È in questo spazio lasciato ormai pressoché vuoto che si trovano molti giovani in carne ossa, veri come Pamela Mastropietro, che purtroppo solo la drammatica cronaca porta talvolta alla pubblica conoscenza. Così come sconosciute sono le storie di chi queste droghe le trasporta o le vende su cui ugualmente da anni vi è uno spesso velo di silenzio. Se è noto che la macrogestione e gli affari restano saldamente nelle mani delle molte mafie che lucrano sui traffici, poco si sa sul fatto che l’Africa occidentale è da un decennio la cinghia di trasmissione del traffico di cocaina prodotta in Colombia, Perù e Bolivia, per circa il 30% della cocaina consumata in Europa: una rotta che vale decine di miliardi di dollari. L’Africa si affaccia inoltre come produttore di cannabis, circa ¼ della produzione mondiale concentrata in Nigeria, Kenya, Sudafrica, Malawi e Tanzania (secondo il rapporto della Commissione dell’Africa Occidentale sulle droghe del 2013), e non manca di risultare un centro di distribuzione di droghe sintetiche, metanfetamine poi vendute principalmente sui mercati europei.

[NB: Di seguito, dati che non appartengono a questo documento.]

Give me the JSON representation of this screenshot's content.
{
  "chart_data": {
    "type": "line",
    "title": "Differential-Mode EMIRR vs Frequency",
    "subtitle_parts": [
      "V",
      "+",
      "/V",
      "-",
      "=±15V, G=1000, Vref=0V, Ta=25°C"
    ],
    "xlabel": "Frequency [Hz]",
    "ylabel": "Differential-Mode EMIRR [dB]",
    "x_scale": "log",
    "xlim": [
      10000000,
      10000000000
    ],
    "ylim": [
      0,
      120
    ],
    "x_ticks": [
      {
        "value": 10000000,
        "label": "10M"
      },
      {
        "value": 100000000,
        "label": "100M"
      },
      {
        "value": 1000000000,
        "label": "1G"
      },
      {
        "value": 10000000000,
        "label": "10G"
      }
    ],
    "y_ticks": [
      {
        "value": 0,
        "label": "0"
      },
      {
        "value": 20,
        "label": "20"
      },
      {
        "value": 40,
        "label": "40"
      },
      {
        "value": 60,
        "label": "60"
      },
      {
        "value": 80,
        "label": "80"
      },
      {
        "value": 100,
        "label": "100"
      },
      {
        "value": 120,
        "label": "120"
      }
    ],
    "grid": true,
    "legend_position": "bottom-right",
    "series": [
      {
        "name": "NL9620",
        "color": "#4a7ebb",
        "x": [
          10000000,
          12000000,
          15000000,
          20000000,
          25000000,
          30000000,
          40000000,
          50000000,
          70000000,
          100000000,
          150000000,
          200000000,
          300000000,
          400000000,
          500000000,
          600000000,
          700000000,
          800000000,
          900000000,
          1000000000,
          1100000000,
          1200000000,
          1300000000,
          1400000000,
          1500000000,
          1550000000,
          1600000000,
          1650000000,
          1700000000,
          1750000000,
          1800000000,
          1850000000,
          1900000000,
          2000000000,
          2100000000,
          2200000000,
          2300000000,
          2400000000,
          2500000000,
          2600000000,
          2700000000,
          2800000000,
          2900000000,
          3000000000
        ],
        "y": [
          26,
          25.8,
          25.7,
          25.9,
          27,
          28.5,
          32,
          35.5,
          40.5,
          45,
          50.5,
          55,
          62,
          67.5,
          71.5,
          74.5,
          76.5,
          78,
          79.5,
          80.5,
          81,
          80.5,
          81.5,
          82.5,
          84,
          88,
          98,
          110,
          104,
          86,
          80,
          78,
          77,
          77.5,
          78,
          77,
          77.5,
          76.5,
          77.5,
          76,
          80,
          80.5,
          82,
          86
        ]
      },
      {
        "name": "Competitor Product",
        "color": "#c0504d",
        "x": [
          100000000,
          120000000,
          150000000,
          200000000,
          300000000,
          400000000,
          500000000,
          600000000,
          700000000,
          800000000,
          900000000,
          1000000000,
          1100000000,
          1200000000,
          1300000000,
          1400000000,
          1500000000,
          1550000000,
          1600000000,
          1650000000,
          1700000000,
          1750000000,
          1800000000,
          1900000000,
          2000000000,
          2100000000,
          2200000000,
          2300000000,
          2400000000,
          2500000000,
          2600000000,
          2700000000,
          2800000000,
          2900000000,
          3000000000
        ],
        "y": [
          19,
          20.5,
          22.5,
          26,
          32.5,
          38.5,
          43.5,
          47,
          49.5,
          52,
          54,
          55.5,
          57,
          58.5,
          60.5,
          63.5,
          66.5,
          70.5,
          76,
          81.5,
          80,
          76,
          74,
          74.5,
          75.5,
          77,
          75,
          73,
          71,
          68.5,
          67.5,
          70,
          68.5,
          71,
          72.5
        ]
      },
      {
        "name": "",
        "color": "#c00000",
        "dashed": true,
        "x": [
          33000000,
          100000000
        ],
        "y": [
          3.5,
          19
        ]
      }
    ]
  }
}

Negli ultimi anni la profonda penetrazione della corruzione, l’alta povertà e disoccupazione, la forte vulnerabilità delle istituzioni hanno aumentato il giro d’affari della droga in Africa a tutto vantaggio delle mafie dei narcotrafficanti che gestiscono tutta la produzione, la distribuzione e la vendita con costi geopolitici devastanti. Proprio nel continente nero cresce il nesso tra commercio di droga e radicalismo di gruppi armati che si autofinanziano imponendo il pagamento di imposte ai trafficanti sulle terre che occupano: un sodalizio che consente ai narcos di trasportare la droga verso i mercati europei e ai gruppi armati di acquistare nuovi strumenti di morte per imporre il proprio potere e pagare la fedeltà dei miliziani. Dunque una collaborazione che converge i bisogni e fa ottenere a entrambe le parti il massimo del beneficio. Qualcuno in queste manovre ci perde ma resta solo un numero all’obitorio o una mano sconosciuta che vende una dose: i prodotti finali di un traffico dal quale dipendono.